Я дерзнул перечить патрону и был уверен в своем убеждении. Однако глаза его внезапно потеряли блеск. Он, словно опомнившись, вновь кашлянул, как выстрелил.

– Я-то не разделяю эту мифологию, но очень даже интересуюсь. И скажу я тебе, Серж, это даже очень приятно. Высоко паришь, когда балуешься изысками христианского чтива… Только такое уж очень у нас не приветствуется. Надеюсь, что ты, мой друг, понимаешь последствия наших рассуждений.

– Да что вы, Геннадий Евгеньевич, – быстро отреагировал я, осознавая то, на что он намекнул. Недалеко по коридору сидела в кабинете секретарь партийной организации цеха, премилая, но бдительная Белла Семеновна Наумова. – Я обожаю мыслить на подобные темы. Хотя не разделяю такой, ну как бы ветхозаветный подход к литературе. Но мне такое слышать премило. А самое главное – неожиданно. Не доводилось раньше вот так вживую внимать подобные проповеди. Одно дело – школьная программа, техникум или храм православный, другое – слышать такое на производстве? А будоражит…

– Ну, хорошо, излили души, и ладненько, – принял сосредоточенный вид Баляйкин. – Необыкновенно стоящий ты мужик, Сергей Алексеевич. И поэтому мы с тобой сработаемся. Ты толковый не только в самопознании, но и в практических делах у тебя всё гладко, – наставник сделал паузу, испытующе взглянув на меня. Мне показалось, что он даже подмигнул. – У нас кончается период отпусков, ты у нас пятый – подменный, а посему на зиму мы с тобой переходим на пятидневку… (На производстве непрерывного цикла была практика: смены – четыре, а для отпусков место пятым замещается. Вот я и был «на новенького». )

– Как, и вы тоже? – в растерянности отреагировал я.

– Да как же, я ж не в сменах… Это я к тому, что мы как бы в одной упряжке – это сближает. Будешь со мной творчески постигать глубины технологии, ее нюансы, так сказать, – выдал он фразу в излюбленном стиле, с фигурой речи. За что и снискал к себе, с одной стороны, снисходительное, даже ироничное, с другой – уважительное отношение работников, хотя это определение можно применить, пожалуй, с натяжкой.

Так я пошел на повышение, да временное, но самолюбие цепляющее. Я теперь оказался в эпицентре событий. Так сказать, вступил в плотное соприкосновение с управленцами цеха.

Когда Баляйкин выпорхнул из диспетчерской, я остался пребывать наедине с собой. И, надо сказать, в восторженном состоянии духа.

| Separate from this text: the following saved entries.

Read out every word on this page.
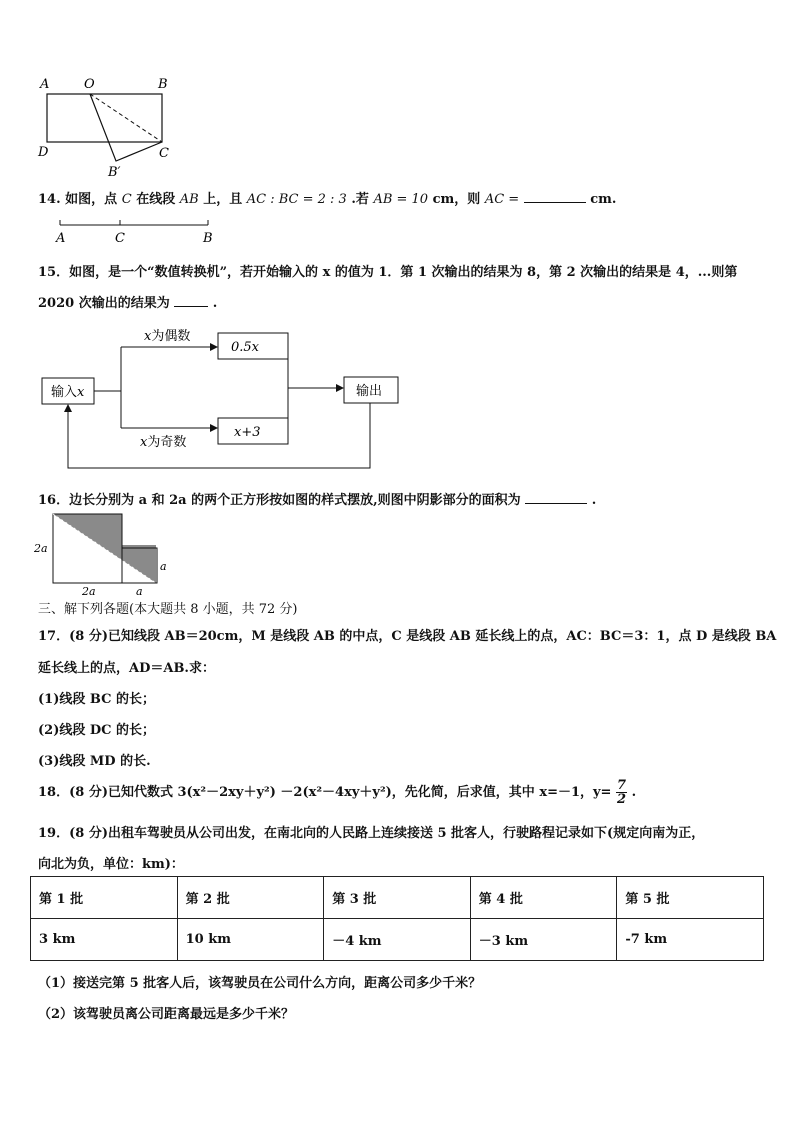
A	O	B
D	C
B′
14. 如图，点 C 在线段 AB 上，且 AC : BC = 2 : 3 .若 AB = 10 cm，则 AC =	cm.
A	C	B
15．如图，是一个“数值转换机”，若开始输入的 x 的值为 1．第 1 次输出的结果为 8，第 2 次输出的结果是 4，...则第
2020 次输出的结果为	.
输入x
x为偶数
x为奇数
0.5x
x+3
输出
16．边长分别为 a 和 2a 的两个正方形按如图的样式摆放,则图中阴影部分的面积为	.
2a
2a	a
a
三、解下列各题(本大题共 8 小题，共 72 分)
17．(8 分)已知线段 AB＝20cm，M 是线段 AB 的中点，C 是线段 AB 延长线上的点，AC：BC＝3：1，点 D 是线段 BA
延长线上的点，AD＝AB.求：
(1)线段 BC 的长；
(2)线段 DC 的长；
(3)线段 MD 的长.
18．(8 分)已知代数式 3(x²－2xy＋y²) －2(x²－4xy＋y²)，先化简，后求值，其中 x=－1，$y= \frac{7}{2}$ .
19．(8 分)出租车驾驶员从公司出发，在南北向的人民路上连续接送 5 批客人，行驶路程记录如下(规定向南为正，
向北为负，单位：km)：
第 1 批	第 2 批	第 3 批	第 4 批	第 5 批
3 km	10 km	－4 km	－3 km	-7 km
（1）接送完第 5 批客人后，该驾驶员在公司什么方向，距离公司多少千米？
（2）该驾驶员离公司距离最远是多少千米？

На фоне того, что предшествовало разговору, я видел Баляйкина фигурой больше юмористической, хотя и деятельной. И что же? Совсем другой образ предстал пред взором очей моих. Точнее, не «пред взором», а в мозгах моего сознания. Когда он включал познавательные, мало того, философообразные, если можно так выразиться, силы своего ума во благо творчески цельных идей, градус его интеллектуального напряжения достигал, по-моему, максимума мистических способностей человека. А угасал этот градус, я знаю, когда он отдавался воле своих низменных желаний, например – заветам Бахуса или страстям Эроса. Он легко мог послать подальше свою жену, ребенка (но «послать» не так, как вы, наверное, сейчас подумали, а в мыслях, от усталости быта) и бегать по таким же духовно возвышенным, как сам, женщинам. Потом, как-то нежданно-негаданно, нарывался на этой почве на приключения, в том числе попадал в отрезвляющие заведения. А вот в дальнейшем Баляйкин производил генеральную уборку души и, как младенец, радовался этому. Похоже, сегодня он тоже радовался. Переизбыток чувств был налицо. И я прочувствовал, что роман Достоевского отрезвил его от непотребных демонических поступков, очистил душу от грязи жизни. А встревожило меня то, что влип он опять в чудеса фантазий. Коварство их в том, что, как ни крути, а вдохновение его приведет опять к замкнутому кругу иллюзий, далеких от реальности.

По мне, так верховодит в нем какой-то вихрь демонизма, ярости, а вытягивает к свету, как оберег, его «красный галстук» духа. В нем кипит гремучая смесь огненных желаний безмерности. Тут, как по Толстому, «всё смешалось в доме Облонских», думал я тогда. И восхищения, мне казалось, был он достоин, и неприязни. Хотя после такого разговора, как хотите, я искренне заобожал его.